En fin de fermentation, 40 à 50 mg/l de SO2 libre sont nécessaires pour muter le vin. Pour viser juste, le viticulteur doit réaliser un test de combinaison consistant à sulfiter, puis à mesurer cinq jours plus tard la teneur en SO2 libre. C'est ainsi qu'il pourra ajouter la juste dose de SO2. En attendant, il peut refroidir le vin autour de 0 °C, et le soutirer pour arrêter la fermentation et éviter que les levures produisent de l'éthanal lors du sulfitage. « Fractionner le sulfitage est une mauvaise idée : pour une même quantité de SO2 libre, on aura plus de SO2 total », prévient Pascal Poupault. Le DMDC, la microfiltration tangentielle ou la flash pasteurisation, utilisés en complément, permettent de diminuer jusqu'à 30 % les teneurs finales des vins en SO2.

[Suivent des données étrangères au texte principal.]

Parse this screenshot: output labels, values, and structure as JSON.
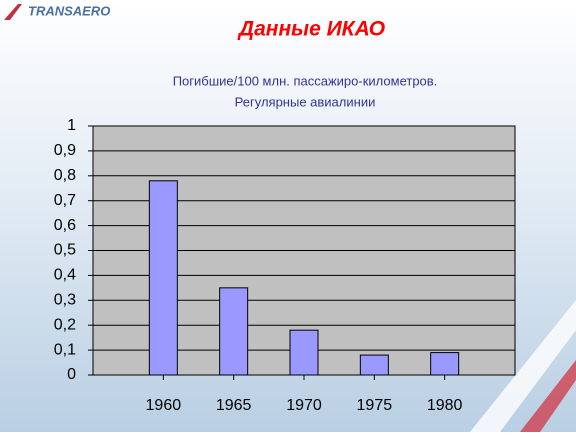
{
  "logo": "TRANSAERO",
  "chart_data": {
    "type": "bar",
    "title": "Данные  ИКАО",
    "subtitle": [
      "Погибшие/100  млн. пассажиро-километров.",
      "Регулярные  авиалинии"
    ],
    "categories": [
      "1960",
      "1965",
      "1970",
      "1975",
      "1980"
    ],
    "values": [
      0.78,
      0.35,
      0.18,
      0.08,
      0.09
    ],
    "color": "#9999ff",
    "ylim": [
      0,
      1
    ],
    "yticks": [
      0,
      {
        "value": 0.1,
        "label": "0,1"
      },
      {
        "value": 0.2,
        "label": "0,2"
      },
      {
        "value": 0.3,
        "label": "0,3"
      },
      {
        "value": 0.4,
        "label": "0,4"
      },
      {
        "value": 0.5,
        "label": "0,5"
      },
      {
        "value": 0.6,
        "label": "0,6"
      },
      {
        "value": 0.7,
        "label": "0,7"
      },
      {
        "value": 0.8,
        "label": "0,8"
      },
      {
        "value": 0.9,
        "label": "0,9"
      },
      1
    ],
    "grid": true
  }
}
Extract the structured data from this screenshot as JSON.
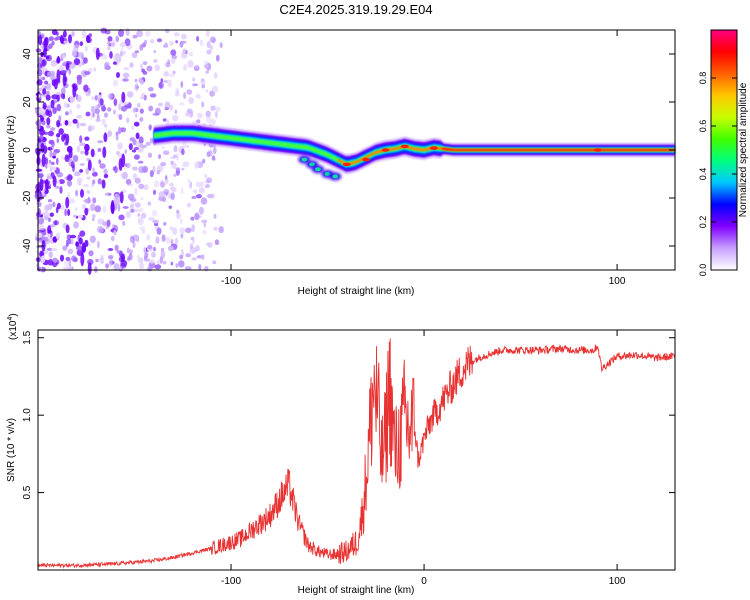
{
  "title": "C2E4.2025.319.19.29.E04",
  "chart_data": [
    {
      "type": "heatmap",
      "title": "C2E4.2025.319.19.29.E04",
      "xlabel": "Height of straight line (km)",
      "ylabel": "Frequency (Hz)",
      "xlim": [
        -200,
        130
      ],
      "ylim": [
        -50,
        50
      ],
      "xticks": [
        -100,
        100
      ],
      "xticklabels": [
        "-100",
        "100"
      ],
      "yticks": [
        40,
        20,
        0,
        -20,
        -40
      ],
      "yticklabels": [
        "40",
        "20",
        "0",
        "-20",
        "-40"
      ],
      "colorbar": {
        "label": "Normalized spectral amplitude",
        "range": [
          0,
          1
        ],
        "ticks": [
          0.0,
          0.2,
          0.4,
          0.6,
          0.8
        ],
        "ticklabels": [
          "0.0",
          "0.2",
          "0.4",
          "0.6",
          "0.8"
        ],
        "colormap": [
          "#ffffff",
          "#c8a0ff",
          "#8000ff",
          "#0000ff",
          "#00c8ff",
          "#00ff80",
          "#40ff00",
          "#c8ff00",
          "#ffc800",
          "#ff6000",
          "#ff0000",
          "#ff0080"
        ]
      },
      "ridge": {
        "x": [
          -140,
          -130,
          -120,
          -110,
          -100,
          -90,
          -80,
          -70,
          -60,
          -50,
          -45,
          -40,
          -35,
          -30,
          -25,
          -20,
          -15,
          -10,
          -5,
          0,
          5,
          10,
          15,
          20,
          40,
          60,
          80,
          100,
          130
        ],
        "y": [
          6,
          7,
          7,
          6,
          5,
          4,
          3,
          2,
          1,
          -2,
          -4,
          -6,
          -5,
          -3,
          -1,
          0,
          0.5,
          1.5,
          0.5,
          0,
          1,
          0.5,
          0,
          0,
          0,
          0,
          0,
          0,
          0
        ]
      }
    },
    {
      "type": "line",
      "xlabel": "Height of straight line (km)",
      "ylabel": "SNR (10 * v/v)",
      "yscale_label": "(x10",
      "yscale_exp": "4",
      "xlim": [
        -200,
        130
      ],
      "ylim": [
        0,
        1.55
      ],
      "xticks": [
        -100,
        0,
        100
      ],
      "xticklabels": [
        "-100",
        "0",
        "100"
      ],
      "yticks": [
        0.5,
        1.0,
        1.5
      ],
      "yticklabels": [
        "0.5",
        "1.0",
        "1.5"
      ],
      "series": [
        {
          "name": "SNR",
          "color": "#e83232",
          "x": [
            -200,
            -180,
            -160,
            -140,
            -130,
            -120,
            -110,
            -100,
            -95,
            -90,
            -85,
            -80,
            -75,
            -70,
            -65,
            -60,
            -55,
            -50,
            -45,
            -40,
            -35,
            -32,
            -30,
            -28,
            -26,
            -24,
            -22,
            -20,
            -18,
            -15,
            -12,
            -10,
            -8,
            -5,
            -3,
            0,
            3,
            5,
            8,
            10,
            15,
            20,
            25,
            30,
            35,
            40,
            50,
            60,
            70,
            80,
            88,
            90,
            92,
            100,
            110,
            120,
            130
          ],
          "y": [
            0.03,
            0.03,
            0.04,
            0.06,
            0.08,
            0.11,
            0.14,
            0.18,
            0.2,
            0.25,
            0.3,
            0.35,
            0.45,
            0.55,
            0.3,
            0.16,
            0.12,
            0.1,
            0.1,
            0.12,
            0.18,
            0.35,
            0.6,
            0.9,
            1.2,
            1.05,
            0.7,
            0.85,
            1.2,
            0.75,
            0.85,
            1.0,
            0.9,
            0.95,
            0.7,
            0.85,
            0.95,
            1.0,
            1.05,
            1.1,
            1.2,
            1.3,
            1.35,
            1.38,
            1.4,
            1.42,
            1.42,
            1.42,
            1.43,
            1.42,
            1.42,
            1.45,
            1.3,
            1.38,
            1.39,
            1.37,
            1.38
          ]
        }
      ]
    }
  ]
}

Les orateurs ont aussi donné des conseils pour le bon déroulement des fermentations. Ils ont préconisé une levure qui dispose d'une bonne tolérance à l'alcool, produit peu d'éthanal et de SO2 et ne dégrade pas trop vite les sucres à l'approche du mutage. C'est le cas de la Vitilevure Chardonnay ou de la Levulia GE7. Dans tous les cas, pour éviter les montées d'acidité volatile, le moût doit contenir au moins 190 mg/l d'azote assimilable.
Vers des coteaux-du-layon moins alcoolisés ?
Dans le Val de Loire, des producteurs sont contraints de vendanger avant la maturité minimale requise pour les coteaux-du-layon. Las de déclasser leurs vins, ils ont confié une mission à l'ESA d'Angers et à l'IFV : étudier l'attrait du public pour des vins moins alcoolisés. Les chercheurs ont d'abord sélectionné 24 vins à faible TAV : 14 coteaux-du-layon, 2 vins de l'aire AOP déclassés en anjou blanc et en vin de France et 8 chenins expérimentaux titrant entre 8 et 10 % vol. et ayant de 62 à 119 g/l de sucres résiduels. Des professionnels les ont dégustés et notés sur une échelle de 0 à 10. Les vins expérimentaux ont obtenu de très bonnes notes. « Ces dégustations ont révélé un fort consensus, prouvant que les vins peu alcoolisés peuvent être typiques des coteaux-du-layon », commente Cécile Coulon, de l'ESA. Puis, les chercheurs ont demandé à 163 amateurs de noter les chenins expérimentaux de 1 à 9. Seules 10 % des notes n'ont pas dépassé 4, quand plus de la moitié des vins a décroché au moins un 7. « A priori, le taux d'alcool influence moins la préférence des consommateurs que la teneur en sucres résiduels », commente Cécile Coulon. Reste aux producteurs à décider ou non d'une évolution de leur cahier des charges qui impose au minimum 11 ° d'alcool acquis et 14 ° d'alcool potentiel.